ACP requests can use the protocol metadata channel. Put a non-empty string in
`_meta.trace_id` (or `_meta.cantrip_trace_id`) on `session/new` or
`session/prompt`; the Familiar ACP runtime stores it on the session and passes
it into `Cantrip.summon/3` or `Cantrip.send/3` so entity, turn, gate, usage,
child, and code events carry the caller's external trace ID. Other `_meta`
fields are ignored by Cantrip's ACP boundary; editor metadata cannot override
the configured LLM, loom path, or turn budget.

```json
{
  "jsonrpc": "2.0",
  "id": 7,
  "method": "session/prompt",
  "params": {
    "sessionId": "sess_123",
    "_meta": {"trace_id": "http-request-abc"},
    "prompt": [{"type": "text", "text": "Inspect the failing test"}]
  }
}
```

When no external trace ID is supplied, Cantrip mints a fresh per-session entity
trace ID.

---

## What is not emitted (and why)

- **LLM provider request/response bodies.** Too large and contain prompts.
  Use `:telemetry.attach_many` with your own redaction if you need partial
  visibility into provider traffic; do not log raw bodies.
- **Loom record contents.** The loom is the durable trace; subscribe to the
  loom directly via `Cantrip.Loom` API if you need turn-level data.
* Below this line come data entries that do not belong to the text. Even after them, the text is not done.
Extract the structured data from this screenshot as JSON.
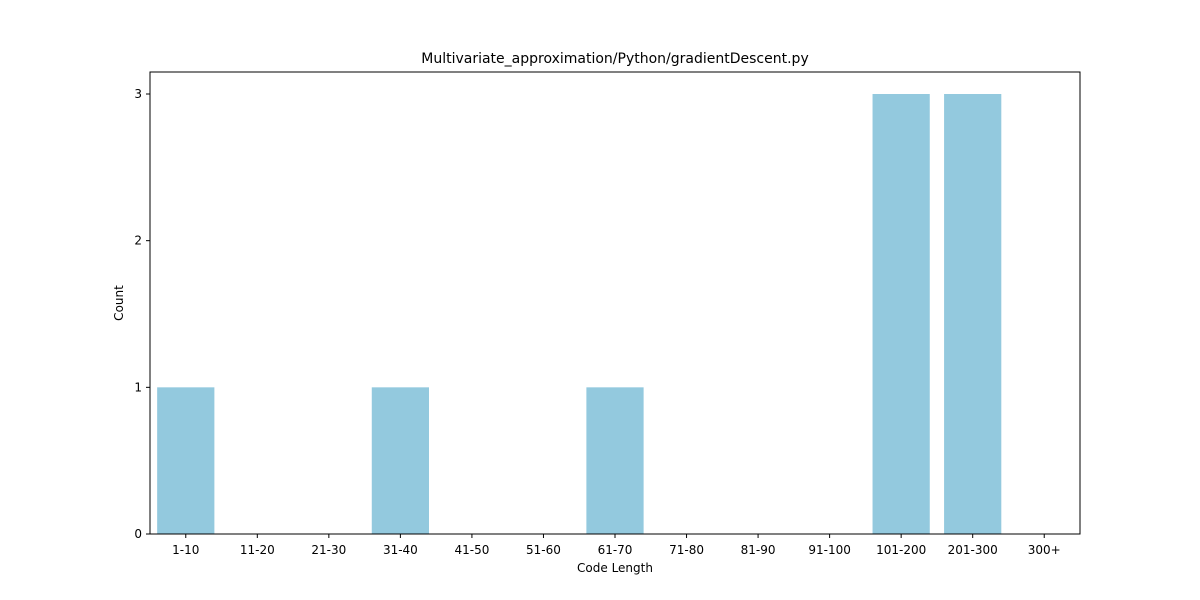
{
  "chart_data": {
    "type": "bar",
    "title": "Multivariate_approximation/Python/gradientDescent.py",
    "xlabel": "Code Length",
    "ylabel": "Count",
    "categories": [
      "1-10",
      "11-20",
      "21-30",
      "31-40",
      "41-50",
      "51-60",
      "61-70",
      "71-80",
      "81-90",
      "91-100",
      "101-200",
      "201-300",
      "300+"
    ],
    "values": [
      1,
      0,
      0,
      1,
      0,
      0,
      1,
      0,
      0,
      0,
      3,
      3,
      0
    ],
    "ylim": [
      0,
      3.15
    ],
    "yticks": [
      0,
      1,
      2,
      3
    ],
    "grid": false,
    "bar_color": "#93c9de"
  }
}
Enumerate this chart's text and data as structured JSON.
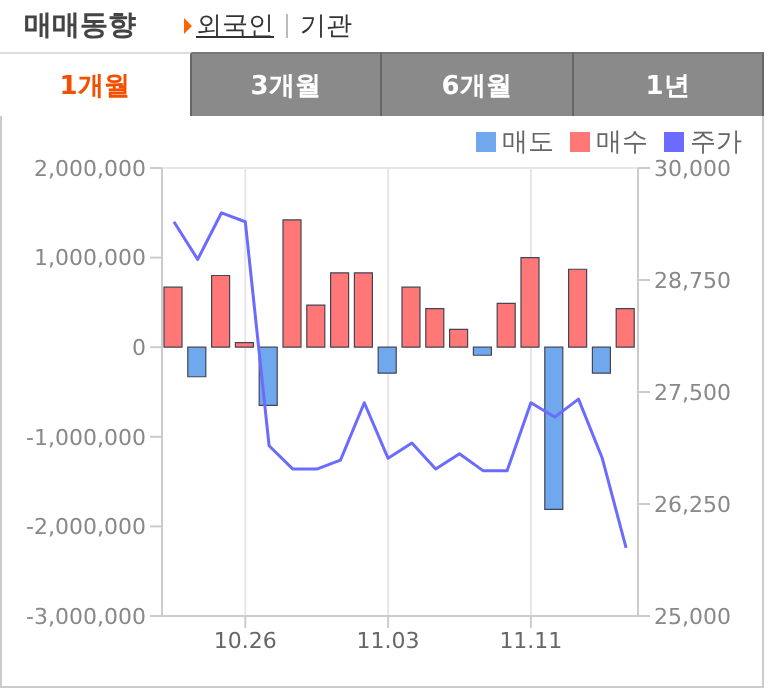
{
  "chart_data": {
    "type": "bar",
    "title": "매매동향",
    "annotations": [
      "외국인",
      "기관",
      "1개월",
      "3개월",
      "6개월",
      "1년"
    ],
    "categories": [
      null,
      null,
      null,
      "10.26",
      null,
      null,
      null,
      null,
      null,
      "11.03",
      null,
      null,
      null,
      null,
      null,
      "11.11",
      null,
      null,
      null,
      null
    ],
    "series": [
      {
        "name": "매도",
        "color": "#6fa8ec",
        "values": [
          null,
          -330000,
          null,
          null,
          -650000,
          null,
          null,
          null,
          null,
          -290000,
          null,
          null,
          null,
          -90000,
          null,
          null,
          -1810000,
          null,
          -290000,
          null
        ]
      },
      {
        "name": "매수",
        "color": "#ff7777",
        "values": [
          670000,
          null,
          800000,
          50000,
          null,
          1420000,
          470000,
          830000,
          830000,
          null,
          670000,
          430000,
          200000,
          null,
          490000,
          1000000,
          null,
          870000,
          null,
          430000
        ]
      },
      {
        "name": "주가",
        "type": "line",
        "axis": "y2",
        "color": "#6b6bff",
        "values": [
          29400,
          28980,
          29500,
          29400,
          26900,
          26640,
          26640,
          26740,
          27380,
          26760,
          26930,
          26640,
          26810,
          26620,
          26620,
          27380,
          27220,
          27420,
          26760,
          25760
        ]
      }
    ],
    "stacked": true,
    "ylim": [
      -3000000,
      2000000
    ],
    "yticks": [
      {
        "value": -3000000,
        "label": "-3,000,000"
      },
      {
        "value": -2000000,
        "label": "-2,000,000"
      },
      {
        "value": -1000000,
        "label": "-1,000,000"
      },
      0,
      {
        "value": 1000000,
        "label": "1,000,000"
      },
      {
        "value": 2000000,
        "label": "2,000,000"
      }
    ],
    "y2lim": [
      25000,
      30000
    ],
    "y2ticks": [
      {
        "value": 25000,
        "label": "25,000"
      },
      {
        "value": 26250,
        "label": "26,250"
      },
      {
        "value": 27500,
        "label": "27,500"
      },
      {
        "value": 28750,
        "label": "28,750"
      },
      {
        "value": 30000,
        "label": "30,000"
      }
    ],
    "grid": true,
    "legend": "top right",
    "marker": "none",
    "line_style": "solid"
  }
}
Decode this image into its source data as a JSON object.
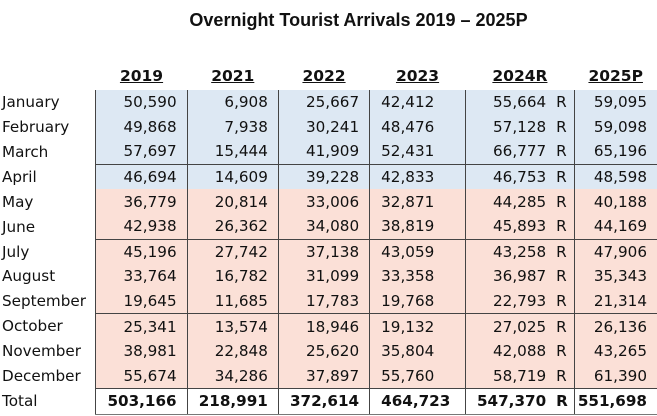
{
  "title": "Overnight Tourist Arrivals 2019 – 2025P",
  "columns": [
    "2019",
    "2021",
    "2022",
    "2023",
    "2024R",
    "2025P"
  ],
  "colors": {
    "q1_fill": "#dde8f3",
    "q2_fill": "#fbe0d7"
  },
  "rows": [
    {
      "month": "January",
      "v2019": "50,590",
      "v2021": "6,908",
      "v2022": "25,667",
      "v2023": "42,412",
      "v2024": "55,664",
      "flag": "R",
      "v2025": "59,095"
    },
    {
      "month": "February",
      "v2019": "49,868",
      "v2021": "7,938",
      "v2022": "30,241",
      "v2023": "48,476",
      "v2024": "57,128",
      "flag": "R",
      "v2025": "59,098"
    },
    {
      "month": "March",
      "v2019": "57,697",
      "v2021": "15,444",
      "v2022": "41,909",
      "v2023": "52,431",
      "v2024": "66,777",
      "flag": "R",
      "v2025": "65,196"
    },
    {
      "month": "April",
      "v2019": "46,694",
      "v2021": "14,609",
      "v2022": "39,228",
      "v2023": "42,833",
      "v2024": "46,753",
      "flag": "R",
      "v2025": "48,598"
    },
    {
      "month": "May",
      "v2019": "36,779",
      "v2021": "20,814",
      "v2022": "33,006",
      "v2023": "32,871",
      "v2024": "44,285",
      "flag": "R",
      "v2025": "40,188"
    },
    {
      "month": "June",
      "v2019": "42,938",
      "v2021": "26,362",
      "v2022": "34,080",
      "v2023": "38,819",
      "v2024": "45,893",
      "flag": "R",
      "v2025": "44,169"
    },
    {
      "month": "July",
      "v2019": "45,196",
      "v2021": "27,742",
      "v2022": "37,138",
      "v2023": "43,059",
      "v2024": "43,258",
      "flag": "R",
      "v2025": "47,906"
    },
    {
      "month": "August",
      "v2019": "33,764",
      "v2021": "16,782",
      "v2022": "31,099",
      "v2023": "33,358",
      "v2024": "36,987",
      "flag": "R",
      "v2025": "35,343"
    },
    {
      "month": "September",
      "v2019": "19,645",
      "v2021": "11,685",
      "v2022": "17,783",
      "v2023": "19,768",
      "v2024": "22,793",
      "flag": "R",
      "v2025": "21,314"
    },
    {
      "month": "October",
      "v2019": "25,341",
      "v2021": "13,574",
      "v2022": "18,946",
      "v2023": "19,132",
      "v2024": "27,025",
      "flag": "R",
      "v2025": "26,136"
    },
    {
      "month": "November",
      "v2019": "38,981",
      "v2021": "22,848",
      "v2022": "25,620",
      "v2023": "35,804",
      "v2024": "42,088",
      "flag": "R",
      "v2025": "43,265"
    },
    {
      "month": "December",
      "v2019": "55,674",
      "v2021": "34,286",
      "v2022": "37,897",
      "v2023": "55,760",
      "v2024": "58,719",
      "flag": "R",
      "v2025": "61,390"
    }
  ],
  "total": {
    "month": "Total",
    "v2019": "503,166",
    "v2021": "218,991",
    "v2022": "372,614",
    "v2023": "464,723",
    "v2024": "547,370",
    "flag": "R",
    "v2025": "551,698"
  }
}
Telemetry
  is for operational metrics, not data plane.
- **Stack traces.** Errors arrive as already-redacted observation strings.
  Unredacted stack traces stay internal.

---

## Event Registry In Code

The runtime event registry is used by tests and documentation review. New
telemetry surfaces should be added there first, then pinned by a regression
test and documented in the table above.